Eğer

                 Kalbimin baş köşesindeydi, kalbime eşti. O düşünür ben de düşünürdüm. O güler ben de gülerdim. O susar bende onunla susardım. Mutsuzluğuna vardım onun ama ne var mutlu olalım olmaz mı? 
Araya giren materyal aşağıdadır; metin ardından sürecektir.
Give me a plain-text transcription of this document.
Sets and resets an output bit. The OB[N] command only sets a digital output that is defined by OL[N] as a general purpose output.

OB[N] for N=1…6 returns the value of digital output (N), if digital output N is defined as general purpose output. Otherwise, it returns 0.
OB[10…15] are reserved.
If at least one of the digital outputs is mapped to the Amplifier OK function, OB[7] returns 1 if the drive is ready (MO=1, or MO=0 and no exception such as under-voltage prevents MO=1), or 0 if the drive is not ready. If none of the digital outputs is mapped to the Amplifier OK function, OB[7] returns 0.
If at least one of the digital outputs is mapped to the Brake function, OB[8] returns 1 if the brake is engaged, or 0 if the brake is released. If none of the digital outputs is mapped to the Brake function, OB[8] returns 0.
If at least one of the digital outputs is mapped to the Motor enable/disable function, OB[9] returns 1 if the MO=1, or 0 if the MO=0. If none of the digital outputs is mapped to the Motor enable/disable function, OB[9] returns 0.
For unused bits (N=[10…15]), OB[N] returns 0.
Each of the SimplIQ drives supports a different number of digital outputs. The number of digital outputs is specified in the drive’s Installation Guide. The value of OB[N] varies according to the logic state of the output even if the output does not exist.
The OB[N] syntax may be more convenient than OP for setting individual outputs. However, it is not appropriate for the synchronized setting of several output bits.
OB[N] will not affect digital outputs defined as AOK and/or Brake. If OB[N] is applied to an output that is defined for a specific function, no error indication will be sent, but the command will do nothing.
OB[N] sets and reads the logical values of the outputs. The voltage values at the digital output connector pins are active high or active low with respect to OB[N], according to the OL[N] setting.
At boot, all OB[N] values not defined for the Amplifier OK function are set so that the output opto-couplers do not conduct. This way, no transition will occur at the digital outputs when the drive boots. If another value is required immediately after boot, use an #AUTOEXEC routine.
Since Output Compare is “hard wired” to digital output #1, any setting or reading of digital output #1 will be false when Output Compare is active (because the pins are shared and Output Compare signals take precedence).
                 Bir pamuk tarlasına benzetirdim "onu" bembeyaz alabildiğince beyaz hiçbir yanı karaya çalmamıştı sanki. Güzelliği Kapanca Limanı gibi eşsiz, ve yeni yeni keşfedilmiş bir koy gibiydi dudakları. Kokusuna bayılırdım. Bir kere öptüm ya kuğu boynunu yüz metre öteden, 1000 metre öteden hissederdim ona yaklaştığımı veya bir kaç sokak, bir kaç cadde yakınımda olduğunu. Su içmek gibi gerekliydi onu her gün görmek benim içim. Kahve gibi gerekliydi. Yalnız kahveler de bizim gibi balkan usulü olursa güzeldi. Kısaya süreye sığdırılmış birçok anımız oldu. Bir çok güzel zaman. Mesela nar gibi kıpkırmızı olmuştu ilk öptüğümde onu, bir çubuk kraker hayatımız da önemli bir yer edinmişti. Bir makarnacı ve bir güzel kafeyi birlikte keşfetmiştik. O güzel, o öpülesi başını yaslardı omzuma Bursa'nın denizin de, Bursa'nın Uludağ'ında. Her şeyden habersiz içime güzel bir çiçek ekmişti benim güzel sevdiğim 

           Günler geçti, aylar geçti, yıllar geçmekte şimdilerde ben sevdiğimin aslında bir pamuk tarlası kadar beyaz olmadığını şimdi görebiliyorum. Bir kalbin üzerine basabilecek, bıçaklayabilecek kadar gaddar olduğunu şimdi anlayabiliyorum.  Kalbimdeki odacıkları doldurup hemen boşaltmaya  sonra tekrar doldurmaya meyilli olduğunu şimdi görebiliyorum. Ölümden 50 kat daha zor derler ayrılık acısına aslında 1000 kat daha zor  eğer ki aldatıldıysanız.